A few hours into the labor, when the sun came up, things were progressing apace.  But as my husband was setting up the birthing tub by our sliding glass patio door, we noticed that there was a whole work crew alighting on the neighbor’s roof, ostensibly preparing to spend the day painting his house; about 10 feet above where my head – and the naked, writhing rest of me –  was supposed to be during delivery! My husband paid a visit next door, and our neighbor was kind enough to ask the crew to come back the next day to finish their work. Just imagine if their schedule hadn’t allowed them to delay the job.  We’d have spent all day staring at each other, me moaning in the throes of labor while these poor men tried to ignore my hollers while they scraped paint chips off the wall.

But they left, the midwife came, and nine hours after telling my husband the wetsuit wasn’t getting wet that day, we were embracing our new daughter in a pool of warm water in our living room. We both believe that being born at home was part of the reason she was such a settled baby from the start.
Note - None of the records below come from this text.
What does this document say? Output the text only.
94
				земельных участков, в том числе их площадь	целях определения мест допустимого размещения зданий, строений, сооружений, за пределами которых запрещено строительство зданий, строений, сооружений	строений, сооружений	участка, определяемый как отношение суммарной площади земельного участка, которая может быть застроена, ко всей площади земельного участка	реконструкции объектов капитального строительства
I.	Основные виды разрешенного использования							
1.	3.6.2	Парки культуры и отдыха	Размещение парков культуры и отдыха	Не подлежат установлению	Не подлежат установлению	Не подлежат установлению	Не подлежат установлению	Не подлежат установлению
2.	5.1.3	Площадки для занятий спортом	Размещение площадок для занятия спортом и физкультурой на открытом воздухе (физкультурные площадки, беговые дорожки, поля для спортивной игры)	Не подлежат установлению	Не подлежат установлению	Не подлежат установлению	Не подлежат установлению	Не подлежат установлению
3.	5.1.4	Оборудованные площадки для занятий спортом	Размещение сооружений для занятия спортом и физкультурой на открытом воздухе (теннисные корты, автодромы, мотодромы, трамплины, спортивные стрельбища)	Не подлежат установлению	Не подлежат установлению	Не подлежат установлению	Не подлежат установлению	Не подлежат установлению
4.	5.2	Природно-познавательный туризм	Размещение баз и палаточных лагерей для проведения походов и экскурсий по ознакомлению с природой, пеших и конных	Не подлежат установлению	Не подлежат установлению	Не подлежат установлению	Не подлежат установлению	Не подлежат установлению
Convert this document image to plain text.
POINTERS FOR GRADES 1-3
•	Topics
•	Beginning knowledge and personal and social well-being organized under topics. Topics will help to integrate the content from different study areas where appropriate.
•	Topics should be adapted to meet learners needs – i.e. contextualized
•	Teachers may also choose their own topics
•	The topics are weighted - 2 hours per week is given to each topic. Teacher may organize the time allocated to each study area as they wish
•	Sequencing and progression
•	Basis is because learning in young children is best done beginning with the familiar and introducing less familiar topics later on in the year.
There were no beeping machines, no bright lights, no being carted away from me too soon in the delivery room to be poked and prodded.  Just lying on mama’s chest, hearing our calm, hushed voices in the warm surroundings of her new home. Moments after our fantastic midwife, Maria Iorillo, finished checking her vitals, making sure we were nursing well, and dealing with my perinatal care, she and the other midwives and doulas on our birth team cleaned everything up and quietly slipped out our front door, leaving my husband and I lying in our own cozy bed with our brand new daughter.  Nervous beyond belief, but already settled in the place where we’d now live as a family of three.

Giving birth at home without drugs or doctors was the hardest thing I’ve ever done.  But now I know what I am really made of, and that can never be taken from me. If we ever choose to have another baby, I’ll absolutely aim to have it at home as well. I realize it’s not a choice that works for everyone, though. I think the most important thing for every woman’s birth experience is for her to be where she’s going to be the most comfortable, so she can fully focus on the work she has to do. For me, that was my home on Kansas Street.